« Mais toi , quand tu pries, retire-toi dans ta pièce la plus retirée, ferme la porte, et prie ton Père qui est présent dans le secret ; ton Père qui voit dans le secret te le rendra. »
Pour la célébration de l’entrée en Carême, le prêtre de la paroisse a bien insisté sur ce double emploi du même mot : se retirer. Puis dans son homélie : « Père, pourquoi est-ce si difficile à autant d’entre nous, tes enfants, d’aller là… dans notre pièce la plus retirée, pour prier. Les Évangiles nous le disent à travers des images : aujourd’hui ‘’ta pièce la plus retirée’’, celle qui est en moi, en chacun ; avec la Samaritaine, c’est ‘’le puits’’ qu’il faut creuser, celui qui est en elle et où l’eau vive pourra jaillir ; mais c’est encore ‘’le désert’’, ce lieu à l’écart, aride, hors des distractions et agitations ! Pas la synagogue et la prière collective, pas non plus l’intercession en enchaînant les demandes pour ceci, cela et autre chose… non, ce lieu au plus profond de chacun de nous, et où, seuls, je peux rencontrer le Seul, l’Unique. »
Chaque carême, je choisis un point à développer, prière, jeûne, aumône. C’est parfois un peu tout en même temps, j’ai l’impression que c’est toujours la même chose ou, tel point, je le développe pendant l’année, déjà…
Comment approfondir, descendre en profondeur, sans trop de distractions ou agitations ?

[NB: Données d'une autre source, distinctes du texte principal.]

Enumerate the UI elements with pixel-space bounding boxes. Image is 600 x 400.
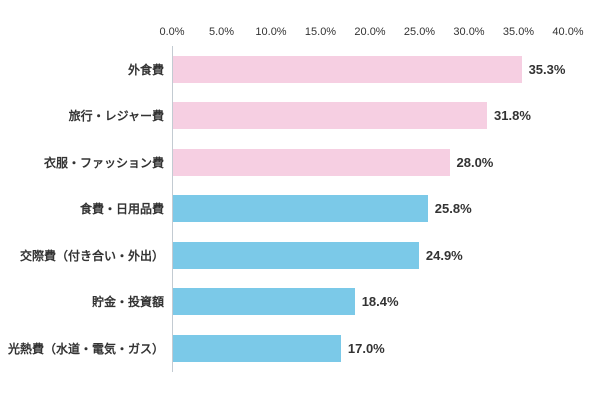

D’abord, j’ai senti un appel à approfondir ma prière. Le lieu où Dieu m’attend. Il me semble que prier peut nous permettre ensuite d’être inspirés pour savoir de quoi jeûner et comment partager, selon la pensée du même prêtre cité ci-dessus.
Puis , je me suis aperçue que souvent quand je prie, je ne suis pas vraiment là. Je prie vite, en étant déjà dans l’activité que je vais faire après et je ne me souviens même pas du texte.
Quelqu’un de mon entourage m’a soufflé l’idée lumineuse d’écrire tous les jours du carême les méditations/prières inspirées par le passage de l’évangile quotidien.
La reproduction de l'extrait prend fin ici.